The metaphor of the park, or more generally of landscape, is an important touchstone here. In this project it is explicitly part of the meaning of the building – devoted as it is to “green culture”. But it also forms a more or less implicit reference in a number of significant recent buildings devoted in some sense to the idea of “the public” in Japan. Foreign Office Architects referred to this metaphor in their Yokohama International Passenger Terminal building, and Toyo Ito has used it at the Sendai Mediatheque and more recently in fluidly twisting “seamless” topologies at Island City in Fukuoka. All these projects are posing the same question: what is an appropriate architecture to express and enable a contemporary conception of the public? It is the metaphor of landscape that has provided an answer, and has yielded a certain architectural aesthetic. In brief, this includes an enthusiasm for organic form and a preference for artful randomness in composition, an explicit lack of monumentality, objecthood or image; and an elision of the categories of interior and exterior.

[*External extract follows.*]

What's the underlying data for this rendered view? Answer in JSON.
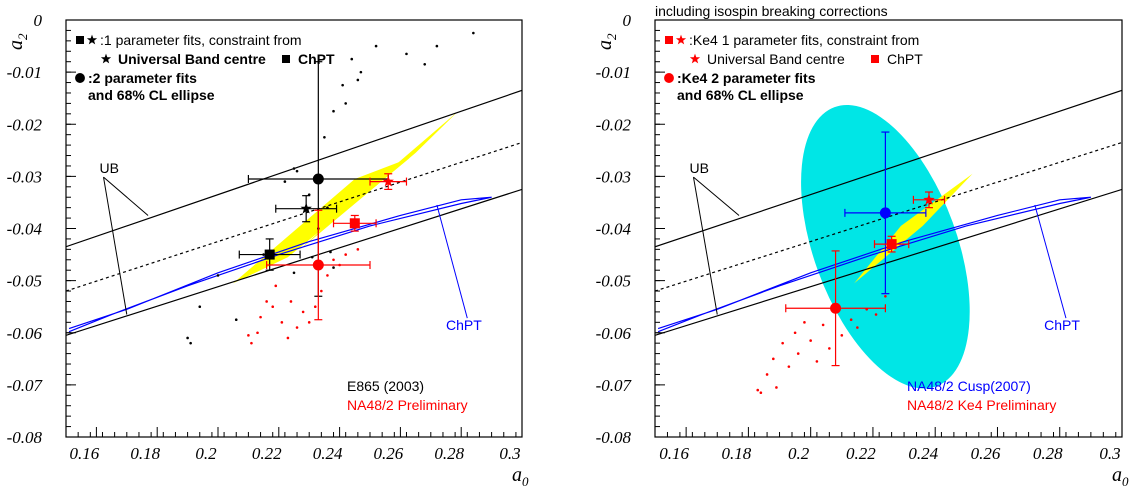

Such principles, contemporary extensions of the modernist concerns of spatial coherence and abstraction, are certainly to be found at Hanamidori. But here there is a certain terseness of treatment, and a refusal to abandon the figurative possibilities of architectural form-making, that I find fresh – aspects also shared by the surrounding parkscape. It is like a Toyo Ito building drawn with a spraycan. Bow-Wow’s residential work shows an infectious enthusiasm for engaging this figural dimension of architecture. This sensibility can be found laced throughout Hanamidori – in the strangely gawky cylinders that are faintly reminiscent of a cluster of Dogon dwellings, or in details such as the cartoon-like stools or the flower-like lighting poles.
But in spite of such spatial and formal elaborations, the key question at the core of the public aspirations of this architecture remains unresolved: how to occupy – to activate – all these flowing, smooth, undulating, undefined spaces? One common response – interactive technology – is in my view a red herring. At Hanamidori, there is such a system, dubbed “SIMPLE”, that projects interactive educational imagery onto the floors and walls of a couple of the cylinders. But, unsurprisingly, the end result is pretty lame. Inadequate projection brightness rendered it almost invisible, and the technology that links the viewer’s body to the projected imagery – essential for the interactivity to work – was unreliable. Carefully designed furniture offers a more promising direction of investigation.
Hanamidori succeeds most when it draws inspiration from the eclectic peculiarities of the park that it forms a part of. The blunt cylinders with their penetrations resembling eyes and mouths; the soft and hairy hem of the roof line, the laconic directness of its plywood furniture – these elements all seem to gently assert their individuality against any purifying impulse towards aesthetic coherence. And at these moments, the building is almost at home.